Active & Passive Investment Strategies

29/06/2021 0 By indiafreenotes

Active Investing

Active investing, as its name implies, takes a hands-on approach and requires that someone act in the role of a portfolio manager. The goal of active money management is to beat the stock market’s average returns and take full advantage of short-term price fluctuations. It involves a much deeper analysis and the expertise to know when to pivot into or out of a particular stock, bond, or any asset. A portfolio manager usually oversees a team of analysts who look at qualitative and quantitative factors, then gaze into their crystal balls to try to determine where and when that price will change.

Active investing requires confidence that whoever is investing the portfolio will know exactly the right time to buy or sell. Successful active investment management requires being right more often than wrong.

Pros of Actively Managed Funds

Alpha generating funds: If the investor wants a bit extra than what the benchmarks are offering, then actively managed funds are better. The main objective of actively managed funds is to beat the returns of the Sensex and Nifty and generate ‘alpha’. Here the fund manager uses his/her experience, knowledge and time for market research.

Flexibility: Active managers aren’t required to follow a specific index. They can buy those “diamond in the rough” stocks they believe they’ve found.

Hedging: Active managers can also hedge their bets using various techniques such as short sales or put options, and they’re able to exit specific stocks or sectors when the risks become too big. Passive managers are stuck with the stocks the index they track holds, regardless of how they are performing.

Tax management: Even though this strategy could trigger a capital gains tax, advisors can tailor tax management strategies to individual investors, such as by selling investments that are losing money to offset the taxes on the big winners.

Cons

Expensive: Naturally every good thing in life comes at a cost and so is the expertise of a fund manager. Investors will have to pay charges (namely expense ratios) for the fund manager’s expertise and decision making.

Risk: Actively managed funds seek to generate higher returns and hence the risk associated with them is also higher than passive funds. This is because man-made decision-making processes may be prone to error.

Passive Investing

If you’re a passive investor, you invest for the long haul. Passive investors limit the amount of buying and selling within their portfolios, making this a very cost-effective way to invest. The strategy requires a buy-and-hold mentality. That means resisting the temptation to react or anticipate the stock market’s every next move.

The prime example of a passive approach is to buy an index fund that follows one of the major indices like the Nifty 50/Nifty next 50/Nifty100. Whenever these indices switch up their constituents, the index funds that follow them automatically switch up their holdings by selling the stock that’s leaving and buying the stock that’s becoming part of the index. This is why it’s such a big deal when a company becomes big enough to be included in one of the major indices: It guarantees that the stock will become a core holding in thousands of major funds.

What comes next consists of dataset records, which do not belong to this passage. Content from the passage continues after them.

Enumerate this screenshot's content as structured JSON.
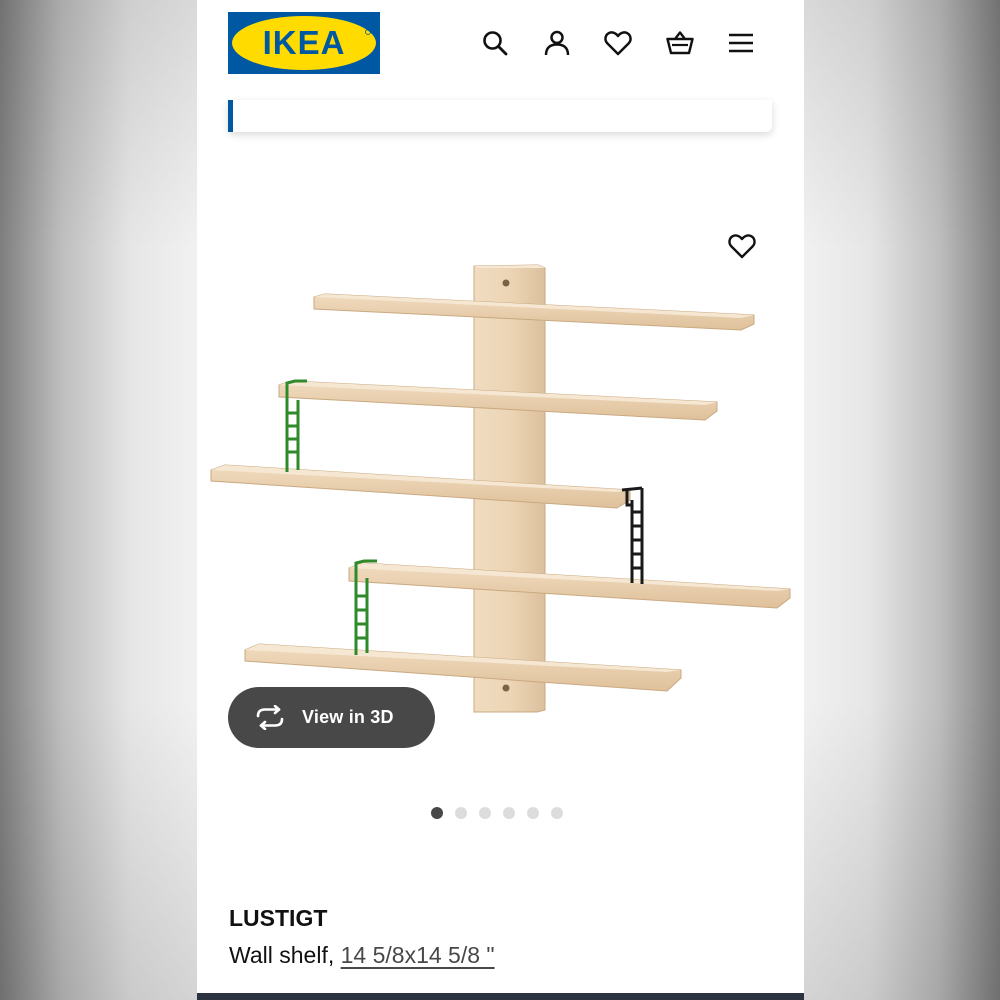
{
  "header": {
    "logo_text": "IKEA",
    "icons": [
      "search-icon",
      "user-icon",
      "heart-icon",
      "basket-icon",
      "menu-icon"
    ]
  },
  "brand_colors": {
    "ikea_blue": "#0058A3",
    "ikea_yellow": "#FFDB00",
    "button_dark": "#484848"
  },
  "gallery": {
    "view_3d_label": "View in 3D",
    "dot_count": 6,
    "active_dot": 0
  },
  "product": {
    "name": "LUSTIGT",
    "type": "Wall shelf, ",
    "size": "14 5/8x14 5/8 \""
  }
}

When you own tiny pieces of thousands of stocks, you earn your returns simply by participating in the upward trajectory of corporate profits over time via the overall stock market. Successful passive investors keep their eye on the prize and ignore short-term setbacks even sharp downturns.

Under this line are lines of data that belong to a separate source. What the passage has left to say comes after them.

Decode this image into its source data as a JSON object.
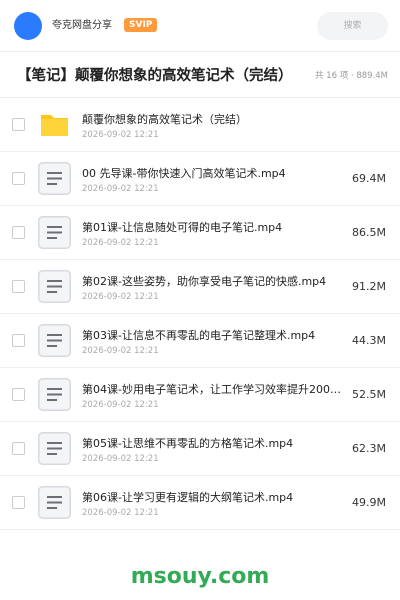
{
  "header": {
    "user_name": "夸克网盘分享",
    "badge": "SVIP",
    "search_placeholder": "搜索",
    "accent_color": "#2b7bff",
    "badge_color": "#ff9a3d"
  },
  "folder": {
    "title": "【笔记】颠覆你想象的高效笔记术（完结）",
    "count_info": "共 16 项 · 889.4M"
  },
  "items": [
    {
      "name": "颠覆你想象的高效笔记术（完结）",
      "date": "2026-09-02 12:21",
      "size": "",
      "icon": "folder-icon"
    },
    {
      "name": "00 先导课-带你快速入门高效笔记术.mp4",
      "date": "2026-09-02 12:21",
      "size": "69.4M",
      "icon": "file-icon"
    },
    {
      "name": "第01课-让信息随处可得的电子笔记.mp4",
      "date": "2026-09-02 12:21",
      "size": "86.5M",
      "icon": "file-icon"
    },
    {
      "name": "第02课-这些姿势，助你享受电子笔记的快感.mp4",
      "date": "2026-09-02 12:21",
      "size": "91.2M",
      "icon": "file-icon"
    },
    {
      "name": "第03课-让信息不再零乱的电子笔记整理术.mp4",
      "date": "2026-09-02 12:21",
      "size": "44.3M",
      "icon": "file-icon"
    },
    {
      "name": "第04课-妙用电子笔记术，让工作学习效率提升200…",
      "date": "2026-09-02 12:21",
      "size": "52.5M",
      "icon": "file-icon"
    },
    {
      "name": "第05课-让思维不再零乱的方格笔记术.mp4",
      "date": "2026-09-02 12:21",
      "size": "62.3M",
      "icon": "file-icon"
    },
    {
      "name": "第06课-让学习更有逻辑的大纲笔记术.mp4",
      "date": "2026-09-02 12:21",
      "size": "49.9M",
      "icon": "file-icon"
    }
  ],
  "watermark": "msouy.com"
}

Pros of Passively Managed Funds

Cheaper: Their expense ratios are way lower than active funds. According to Sebi regulations, the expense ratio for ETFs cannot exceed 1%. The expense ratio for the earlier example we took, the HDFC Sensex Fund is hardly 0.05% as on May 11.

Cons of Passively Managed Funds

Cannot beat benchmarks: Such funds have moderate returns. Returns may be equal to the benchmark’s returns or lesser. They may be cheaper but do carry some charges which may lower the returns but marginally.

Other Funds

ETFs are a slight variation of the index fund. Like an index fund, the ETF also creates a portfolio of index stocks in the same proportion. The only difference is that the ETF is listed on a stock exchange and can be bought and sold on any recognized stock exchange. When you buy or sell an ETF, it only leads to transfer of ownership and not to shift in the AUM of the ETF. Additionally, ETFs are also available on other benchmarks like ETFs on gold, ETFs on silver, ETFs on equity indices, ETFs on debt market indices etc. ETF units can be bought and sold through your existing equity trading account and can be held in your regular demat account.

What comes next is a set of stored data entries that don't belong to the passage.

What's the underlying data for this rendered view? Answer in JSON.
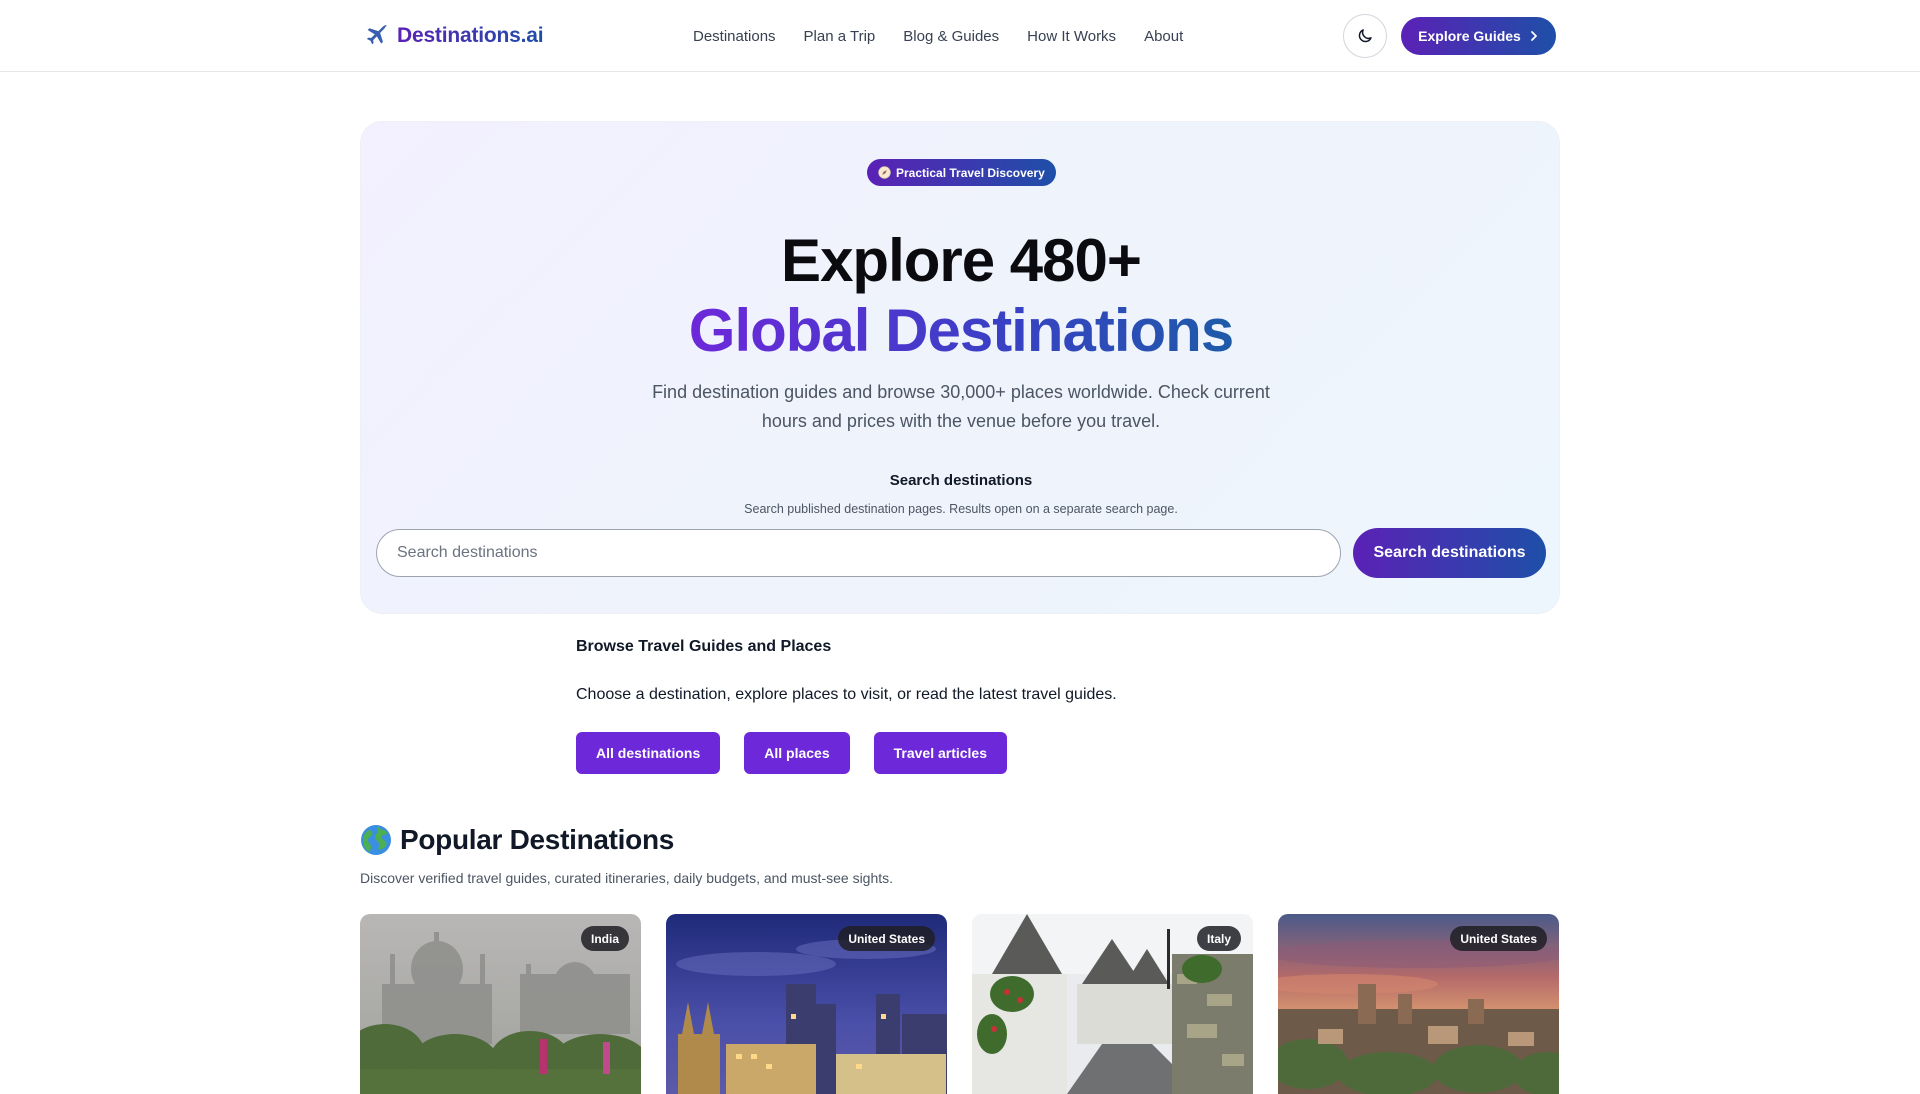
{
  "header": {
    "logo_text": "Destinations.ai",
    "logo_icon": "airplane-icon",
    "nav": [
      "Destinations",
      "Plan a Trip",
      "Blog & Guides",
      "How It Works",
      "About"
    ],
    "theme_toggle_icon": "moon-icon",
    "cta_label": "Explore Guides",
    "cta_icon": "chevron-right-icon"
  },
  "hero": {
    "badge": "Practical Travel Discovery",
    "badge_icon": "compass-icon",
    "title_line1": "Explore 480+",
    "title_line2": "Global Destinations",
    "subtitle": "Find destination guides and browse 30,000+ places worldwide. Check current hours and prices with the venue before you travel.",
    "search_heading": "Search destinations",
    "search_hint": "Search published destination pages. Results open on a separate search page.",
    "search_placeholder": "Search destinations",
    "search_value": "",
    "search_button": "Search destinations"
  },
  "browse": {
    "title": "Browse Travel Guides and Places",
    "description": "Choose a destination, explore places to visit, or read the latest travel guides.",
    "buttons": [
      "All destinations",
      "All places",
      "Travel articles"
    ]
  },
  "popular": {
    "title": "Popular Destinations",
    "title_icon": "globe-icon",
    "description": "Discover verified travel guides, curated itineraries, daily budgets, and must-see sights.",
    "cards": [
      {
        "country": "India"
      },
      {
        "country": "United States"
      },
      {
        "country": "Italy"
      },
      {
        "country": "United States"
      }
    ]
  },
  "colors": {
    "brand_purple": "#5b21b6",
    "brand_blue": "#1e4fa8",
    "button_purple": "#6d28d9",
    "hero_bg": "#f0f2fd"
  }
}
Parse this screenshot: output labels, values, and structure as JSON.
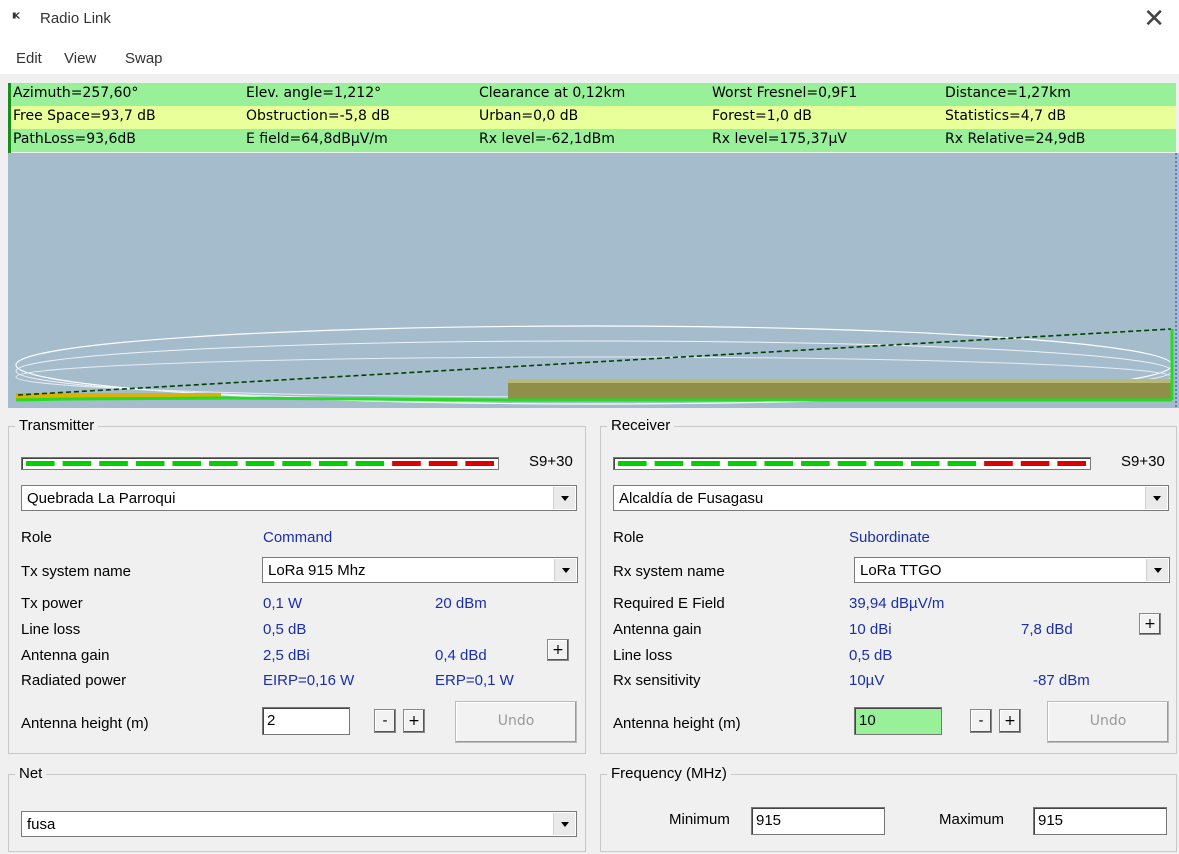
{
  "window": {
    "title": "Radio Link",
    "icon": "radio-link-app-icon",
    "close_glyph": "✕"
  },
  "menu": [
    "Edit",
    "View",
    "Swap"
  ],
  "stats": [
    [
      "Azimuth=257,60°",
      "Elev. angle=1,212°",
      "Clearance at 0,12km",
      "Worst Fresnel=0,9F1",
      "Distance=1,27km"
    ],
    [
      "Free Space=93,7 dB",
      "Obstruction=-5,8 dB",
      "Urban=0,0 dB",
      "Forest=1,0 dB",
      "Statistics=4,7 dB"
    ],
    [
      "PathLoss=93,6dB",
      "E field=64,8dBµV/m",
      "Rx level=-62,1dBm",
      "Rx level=175,37µV",
      "Rx Relative=24,9dB"
    ]
  ],
  "colors": {
    "stat_green": "#98f098",
    "stat_yellow": "#e8ff9a",
    "profile_bg": "#a5bccd",
    "meter_green": "#00d000",
    "meter_red": "#dd0000",
    "value_blue": "#1a2fa8"
  },
  "transmitter": {
    "title": "Transmitter",
    "signal_label": "S9+30",
    "meter": {
      "green_segments": 10,
      "red_segments": 3
    },
    "site": "Quebrada La Parroqui",
    "role_label": "Role",
    "role_value": "Command",
    "system_label": "Tx system name",
    "system_value": "LoRa 915 Mhz",
    "power_label": "Tx power",
    "power_w": "0,1 W",
    "power_dbm": "20 dBm",
    "line_loss_label": "Line loss",
    "line_loss_value": "0,5 dB",
    "gain_label": "Antenna gain",
    "gain_dbi": "2,5 dBi",
    "gain_dbd": "0,4 dBd",
    "radiated_label": "Radiated power",
    "eirp": "EIRP=0,16 W",
    "erp": "ERP=0,1 W",
    "height_label": "Antenna height (m)",
    "height_value": "2",
    "minus": "-",
    "plus": "+",
    "undo": "Undo"
  },
  "receiver": {
    "title": "Receiver",
    "signal_label": "S9+30",
    "meter": {
      "green_segments": 10,
      "red_segments": 3
    },
    "site": "Alcaldía de Fusagasu",
    "role_label": "Role",
    "role_value": "Subordinate",
    "system_label": "Rx system name",
    "system_value": "LoRa TTGO",
    "efield_label": "Required E Field",
    "efield_value": "39,94 dBµV/m",
    "gain_label": "Antenna gain",
    "gain_dbi": "10 dBi",
    "gain_dbd": "7,8 dBd",
    "line_loss_label": "Line loss",
    "line_loss_value": "0,5 dB",
    "sens_label": "Rx sensitivity",
    "sens_uv": "10µV",
    "sens_dbm": "-87 dBm",
    "height_label": "Antenna height (m)",
    "height_value": "10",
    "minus": "-",
    "plus": "+",
    "undo": "Undo"
  },
  "net": {
    "title": "Net",
    "value": "fusa"
  },
  "frequency": {
    "title": "Frequency (MHz)",
    "min_label": "Minimum",
    "min_value": "915",
    "max_label": "Maximum",
    "max_value": "915"
  }
}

There is a slight variation of passive investing which entails buying and holding a portfolio of dividend yield stocks. Dividends are tax-free in the hands of the investor up to a limit of Rs.1 million per year. Thus a stock that offers a dividend yield of 6% will actually be paying an effective tax- adjusted return of {6%/(1-0.3)} = 8.57%. Most high dividend yield stocks are saturated stocks and hence the volatility risk is quite low in such stocks.